3). Be culturally and race aware at all times. Socialization in rural communities on culture and race can be oppressive to certain ethnic groups, especially African Americans who are a minority, and hindered from employment regardless of their degrees. I challenge students whether in a clinical or at the grassroots level to be committed to social justice. Ask the difficult questions around lack of agency diversity and explain how a diverse workplace enhances productivity and creativity. Often students don’t return to the university or contact instructors about their careers. I may receive a couple of emails a year from students sharing their careers with me, and asking me to assist them with a reference and how to negotiate a salary. I advise students that social workers did not take a vow of poverty and it is okay for us to make money in our jobs. However, because our community is small, I do get a chance to see students through conferences, at community meetings and events, or restaurants who will introduce me to their family and friends as one of the professors who challenged them. They also share how well they are doing in the field because of lessons they learned from taking my classes.

[] You “bring students to a cognitive acceptance of their social responsibilities in and beyond their local communities.” What do social workers owe their communities? What do they owe the wider world?

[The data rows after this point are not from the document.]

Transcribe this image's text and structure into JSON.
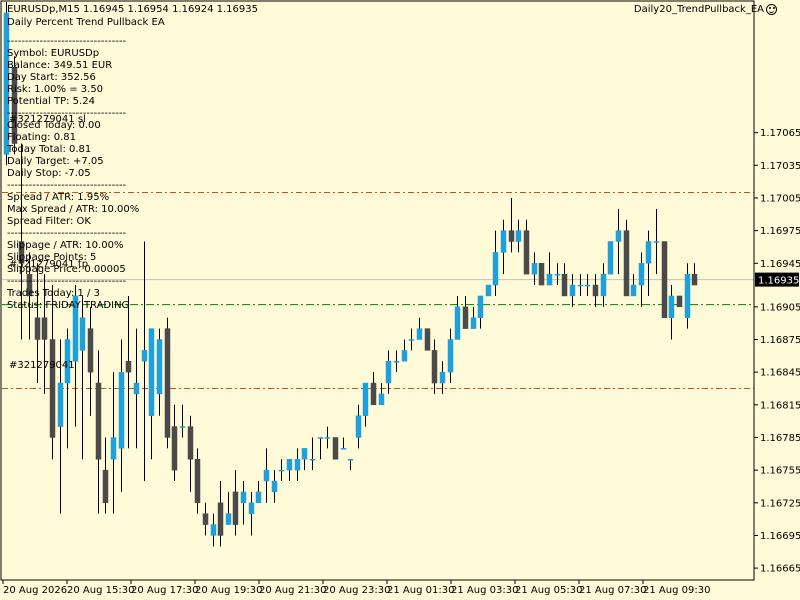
{
  "header": {
    "symbol_line": "EURUSDp,M15  1.16945 1.16954 1.16924 1.16935",
    "ea_title": "Daily Percent Trend Pullback EA"
  },
  "expert": {
    "name": "Daily20_TrendPullback_EA",
    "status_icon": "smiley-icon"
  },
  "panel": {
    "separator": "---------------------------------",
    "group1": [
      "Symbol: EURUSDp",
      "Balance: 349.51 EUR",
      "Day Start: 352.56",
      "Risk: 1.00% = 3.50",
      "Potential TP: 5.24"
    ],
    "group2": [
      "Closed Today: 0.00",
      "Floating: 0.81",
      "Today Total: 0.81",
      "Daily Target: +7.05",
      "Daily Stop: -7.05"
    ],
    "group3": [
      "Spread / ATR: 1.95%",
      "Max Spread / ATR: 10.00%",
      "Spread Filter: OK"
    ],
    "group4": [
      "Slippage / ATR: 10.00%",
      "Slippage Points: 5",
      "Slippage Price: 0.00005"
    ],
    "group5": [
      "Trades Today: 1 / 3",
      "Status: FRIDAY TRADING"
    ]
  },
  "overlays": {
    "ticket_upper": "#321279041 sl",
    "ticket_lower": "#321279041",
    "ticket_mid": "#321279041 tp"
  },
  "colors": {
    "background": "#fffbd8",
    "bull": "#1ea0dc",
    "bear": "#4a4a4a",
    "grid_price_line": "#c0c0c0",
    "stop_line": "#c8501e",
    "entry_line": "#008000",
    "current_price_bg": "#000000"
  },
  "chart_data": {
    "type": "candlestick",
    "symbol": "EURUSDp",
    "timeframe": "M15",
    "ylim": [
      1.1666,
      1.1719
    ],
    "yticks": [
      "1.17065",
      "1.17035",
      "1.17005",
      "1.16975",
      "1.16945",
      "1.16905",
      "1.16875",
      "1.16845",
      "1.16815",
      "1.16785",
      "1.16755",
      "1.16725",
      "1.16695",
      "1.16665"
    ],
    "ytick_values": [
      1.1707,
      1.1704,
      1.1701,
      1.1698,
      1.1695,
      1.1691,
      1.1688,
      1.1685,
      1.1682,
      1.1679,
      1.1676,
      1.1673,
      1.167,
      1.1667
    ],
    "xticks": [
      "20 Aug 2026",
      "20 Aug 15:30",
      "20 Aug 17:30",
      "20 Aug 19:30",
      "20 Aug 21:30",
      "20 Aug 23:30",
      "21 Aug 01:30",
      "21 Aug 03:30",
      "21 Aug 05:30",
      "21 Aug 07:30",
      "21 Aug 09:30"
    ],
    "current_price": "1.16935",
    "current_price_value": 1.16935,
    "levels": {
      "stop_upper": 1.17015,
      "stop_lower": 1.16835,
      "entry": 1.16912,
      "current": 1.16935
    },
    "candles": [
      [
        1.1705,
        1.1719,
        1.1704,
        1.1718
      ],
      [
        1.1713,
        1.1714,
        1.1705,
        1.1706
      ],
      [
        1.1697,
        1.1706,
        1.1688,
        1.1695
      ],
      [
        1.1694,
        1.1696,
        1.1688,
        1.1692
      ],
      [
        1.169,
        1.1695,
        1.1684,
        1.1688
      ],
      [
        1.169,
        1.1694,
        1.1683,
        1.1688
      ],
      [
        1.1688,
        1.1693,
        1.1677,
        1.1679
      ],
      [
        1.168,
        1.1688,
        1.1672,
        1.1684
      ],
      [
        1.1684,
        1.1689,
        1.1678,
        1.1688
      ],
      [
        1.1686,
        1.1693,
        1.168,
        1.1692
      ],
      [
        1.1687,
        1.1692,
        1.1677,
        1.169
      ],
      [
        1.1689,
        1.1691,
        1.1681,
        1.1685
      ],
      [
        1.1684,
        1.1687,
        1.1672,
        1.1677
      ],
      [
        1.1676,
        1.1679,
        1.1672,
        1.1673
      ],
      [
        1.1677,
        1.1685,
        1.1672,
        1.1679
      ],
      [
        1.1678,
        1.1688,
        1.1674,
        1.1685
      ],
      [
        1.1686,
        1.1692,
        1.1678,
        1.1685
      ],
      [
        1.1683,
        1.1689,
        1.1678,
        1.1684
      ],
      [
        1.1686,
        1.1697,
        1.1675,
        1.1687
      ],
      [
        1.1681,
        1.1689,
        1.1677,
        1.1689
      ],
      [
        1.1683,
        1.1689,
        1.1681,
        1.1688
      ],
      [
        1.1689,
        1.169,
        1.1678,
        1.1679
      ],
      [
        1.168,
        1.1682,
        1.1675,
        1.1676
      ],
      [
        1.168,
        1.1682,
        1.1679,
        1.168
      ],
      [
        1.168,
        1.1681,
        1.1674,
        1.1677
      ],
      [
        1.1677,
        1.1678,
        1.1672,
        1.1673
      ],
      [
        1.1672,
        1.1673,
        1.167,
        1.1671
      ],
      [
        1.167,
        1.1672,
        1.1669,
        1.1671
      ],
      [
        1.1673,
        1.1675,
        1.1669,
        1.167
      ],
      [
        1.1671,
        1.1674,
        1.1671,
        1.1672
      ],
      [
        1.1674,
        1.1676,
        1.167,
        1.1671
      ],
      [
        1.1673,
        1.1675,
        1.1671,
        1.1674
      ],
      [
        1.1672,
        1.1674,
        1.167,
        1.1673
      ],
      [
        1.1673,
        1.1675,
        1.1673,
        1.1674
      ],
      [
        1.1675,
        1.1678,
        1.1673,
        1.1676
      ],
      [
        1.1674,
        1.1676,
        1.1673,
        1.1675
      ],
      [
        1.1676,
        1.1677,
        1.1675,
        1.1676
      ],
      [
        1.1676,
        1.1677,
        1.1675,
        1.1677
      ],
      [
        1.1676,
        1.1678,
        1.1675,
        1.1677
      ],
      [
        1.1677,
        1.1678,
        1.1676,
        1.1678
      ],
      [
        1.1677,
        1.1679,
        1.1676,
        1.1677
      ],
      [
        1.1679,
        1.1679,
        1.1677,
        1.1679
      ],
      [
        1.1679,
        1.168,
        1.1678,
        1.1679
      ],
      [
        1.1679,
        1.1679,
        1.1677,
        1.1677
      ],
      [
        1.1678,
        1.1679,
        1.1678,
        1.1678
      ],
      [
        1.1677,
        1.1677,
        1.1676,
        1.1677
      ],
      [
        1.1679,
        1.1682,
        1.1678,
        1.1681
      ],
      [
        1.1681,
        1.1684,
        1.168,
        1.1684
      ],
      [
        1.1684,
        1.1685,
        1.1682,
        1.1682
      ],
      [
        1.1682,
        1.1684,
        1.1682,
        1.1683
      ],
      [
        1.1684,
        1.1687,
        1.1683,
        1.1686
      ],
      [
        1.1686,
        1.1687,
        1.1685,
        1.1686
      ],
      [
        1.1686,
        1.1688,
        1.1686,
        1.1687
      ],
      [
        1.1688,
        1.1689,
        1.1687,
        1.1688
      ],
      [
        1.1688,
        1.169,
        1.1688,
        1.1689
      ],
      [
        1.1689,
        1.1689,
        1.1687,
        1.1687
      ],
      [
        1.1687,
        1.1688,
        1.1683,
        1.1684
      ],
      [
        1.1684,
        1.1686,
        1.1683,
        1.1685
      ],
      [
        1.1685,
        1.1689,
        1.1684,
        1.1688
      ],
      [
        1.1688,
        1.1692,
        1.1688,
        1.1691
      ],
      [
        1.1691,
        1.1692,
        1.1689,
        1.1689
      ],
      [
        1.1689,
        1.1691,
        1.1689,
        1.169
      ],
      [
        1.169,
        1.1692,
        1.1689,
        1.1692
      ],
      [
        1.1692,
        1.1693,
        1.1692,
        1.1693
      ],
      [
        1.1693,
        1.1698,
        1.1692,
        1.1696
      ],
      [
        1.1696,
        1.1699,
        1.1694,
        1.1698
      ],
      [
        1.1698,
        1.1701,
        1.1696,
        1.1697
      ],
      [
        1.1697,
        1.1699,
        1.1696,
        1.1698
      ],
      [
        1.1698,
        1.1699,
        1.1694,
        1.1694
      ],
      [
        1.1694,
        1.1696,
        1.1693,
        1.1695
      ],
      [
        1.1695,
        1.1695,
        1.1693,
        1.1693
      ],
      [
        1.1693,
        1.1696,
        1.1693,
        1.1694
      ],
      [
        1.1694,
        1.1695,
        1.1693,
        1.1694
      ],
      [
        1.1694,
        1.1695,
        1.1692,
        1.1692
      ],
      [
        1.1692,
        1.1694,
        1.1691,
        1.1693
      ],
      [
        1.1693,
        1.1694,
        1.1692,
        1.1693
      ],
      [
        1.1693,
        1.1694,
        1.1692,
        1.1693
      ],
      [
        1.1693,
        1.1694,
        1.1691,
        1.1692
      ],
      [
        1.1692,
        1.1695,
        1.1691,
        1.1694
      ],
      [
        1.1694,
        1.1697,
        1.1694,
        1.1697
      ],
      [
        1.1697,
        1.17,
        1.1694,
        1.1698
      ],
      [
        1.1698,
        1.1699,
        1.1692,
        1.1692
      ],
      [
        1.1692,
        1.1694,
        1.1692,
        1.1693
      ],
      [
        1.1693,
        1.1696,
        1.1691,
        1.1695
      ],
      [
        1.1695,
        1.1698,
        1.1692,
        1.1697
      ],
      [
        1.1697,
        1.17,
        1.1694,
        1.1697
      ],
      [
        1.1697,
        1.1697,
        1.169,
        1.169
      ],
      [
        1.169,
        1.1693,
        1.1688,
        1.1692
      ],
      [
        1.1692,
        1.1692,
        1.1691,
        1.1691
      ],
      [
        1.169,
        1.1695,
        1.1689,
        1.1694
      ],
      [
        1.1694,
        1.1695,
        1.1693,
        1.1693
      ]
    ]
  }
}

[Gwendolyn Perry-Burney, PhD] Social workers owe their communities excellence in practice. Regardless of the reputation of the agency, because we know some agencies won’t change their culture. Professional social workers must honor our Code of Ethics and do their best in the current position until they can go somewhere else where their skills will be acknowledged, and appreciated. From the time I entered this profession, I have never sought employment. Agency directors have always sought me out and asked that I apply for a job at their agency. I had a stellar reputation in the field, where others always believed they were stealing the best for their agency. Many of the places I worked, I never knew anyone at the company before I came [onboard].

[What do they owe to the wider world?] Simply to value and practice our Code of Ethics in their life and on the job.

Thank you Gwendolyn Perry-Burney for your time and insight into social work!